Наряду с этой мукой неизбывности страданий существует, казалось бы, противоположная ей мука напряженности страдания. Ад — это средоточие зла, а как вам известно, чем ближе к центру, тем сильнее напряжение. Никакая посторонняя или противодействующая сила не ослабляет, не утоляет ни на йоту страданий в преисподней. И даже то, что само по себе есть добро, в аду становится злом. Общение, источник утешений для несчастных на земле, там будет нескончаемой пыткой; знание, к коему обычно жадно стремятся как к высшему благу разума, там будет ненавистней, чем невежество; свет, к коему тянутся все твари — от царя природы до ничтожной травинки в лесу, — там вызывает жгучую ненависть. В земной жизни наши страдания не бывают чрезмерно длительны или чрезмерно велики, потому что человек либо преодолевает их силой привычки, либо изнемогает под их тяжестью, и тогда им наступает конец. Но к страданиям в аду нельзя привыкнуть, потому что, при всем их чудовищном напряжении, они в то же время необычайно многообразны: одна мука как бы воспламеняется от другой и, вспыхивая, присоединяет к ее пламени еще более яростное пламя. И как бы ни изнемогали грешники от этих многообразных неизбывных мучений, их изнеможению нет конца, ибо душа грешника сохраняется и пребывает во зле, дабы увеличить страдания. Неизбывность мук, беспредельная напряженность пыток, бесконечная смена страданий — вот чего требует оскорбленное величие Божие, вот чего требует святыня небес, отринутая ради порочного и гнусного потворства развращенной плоти, вот к чему взывает кровь невинного Агнца Божия, пролитая во искупление грешников, попранная мерзейшими из мерзких.
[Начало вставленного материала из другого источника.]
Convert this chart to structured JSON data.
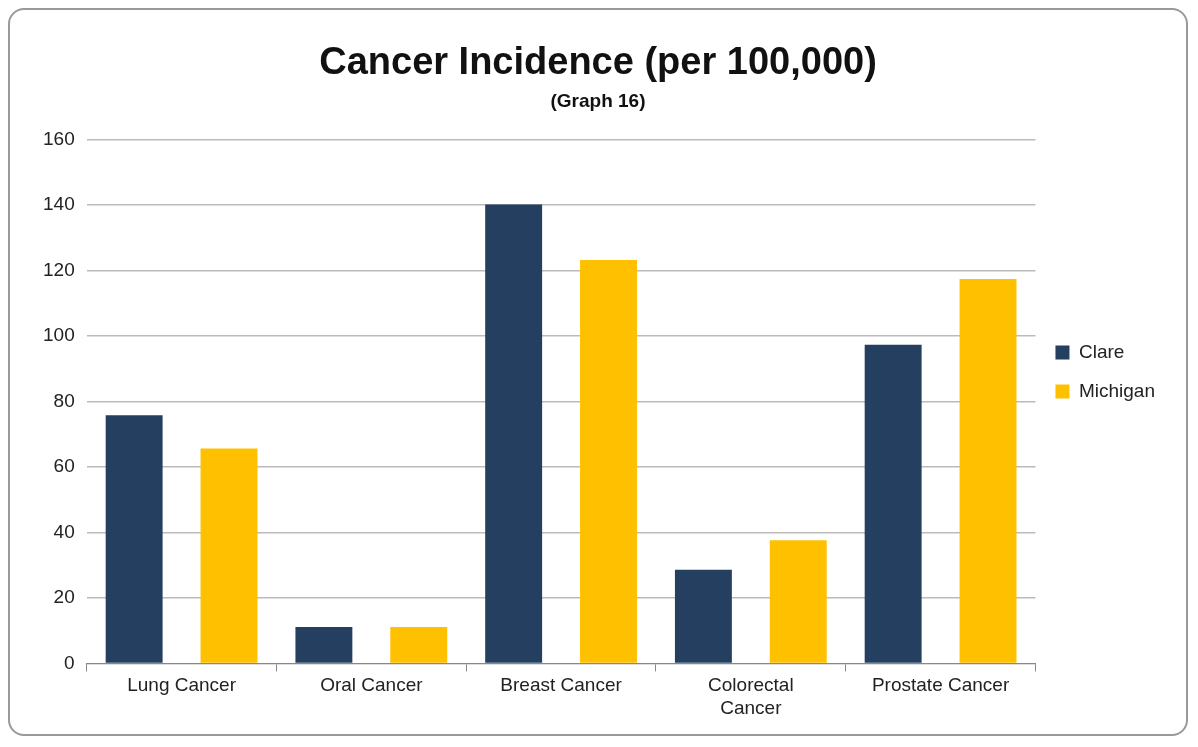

— Но последнее, тягчайшее из всех мучений преисподней — это ее вечность. Вечность! Какое пугающее, какое чудовищное слово! Вечность! Может ли человеческий разум постичь ее? Вдумайтесь: вечность мучений! Если бы даже муки преисподней были не столь ужасны, они все равно были бы беспредельны, поскольку им предназначено длиться вечно. Они вечны, но в то же время и неизбывны в своем многообразии, невыносимы в своей остроте. Переносить целую вечность даже укус насекомого было бы невыразимым мучением. Каково же испытать вечно многообразие мук ада? Всегда! Во веки веков! Не год, не столетие, но вечно. Попробуйте только представить себе страшный смысл этого слова. Вы, конечно, не раз видели песок на морском берегу. Видели, из каких крошечных песчинок состоит он. И какое огромное количество этих крошечных песчинок в одной горсточке песка, схваченной играющим ребенком! Теперь представьте себе гору песка в миллионы миль высотой, вздымающуюся от земли до небес, простирающуюся на миллионы миль в ширь необъятного пространства и в миллионы миль толщиной; представьте себе эту громадную массу многочисленных песчинок, умноженную во столько раз, сколько листьев в лесу, капель воды в беспредельном океане, перьев у птиц, чешуек у рыб, шерстинок у зверя, атомов в воздушном пространстве и представьте себе, что раз в миллион лет маленькая птичка прилетает на эту гору и уносит в клюве одну крошечную песчинку. Сколько миллионов, миллионов веков пройдет, прежде чем эта птичка унесет хотя бы один квадратный фут этой громады? Сколько столетий истечет, прежде чем она унесет все? Но по прошествии этого необъятного периода времени не пройдет и одного мгновения вечности. К концу всех этих биллионов и триллионов лет вечность едва начнется. И если эта гора возникнет снова и снова будет прилетать птичка и уносить ее, песчинку за песчинкой, и если эта гора будет возникать и исчезать столько раз, сколько звезд в небе, атомов во вселенной, капель воды в море, листьев на деревьях, перьев у птиц, чешуек у рыб, шерстинок у зверя, то даже после того, как это произойдет бесчисленное количество раз, не минует и одного мгновения вечности, даже тогда, по истечении этого необъятного периода времени, столь необъятного, что от самой мысли о нем у нас кружится голова, вечность едва начнется.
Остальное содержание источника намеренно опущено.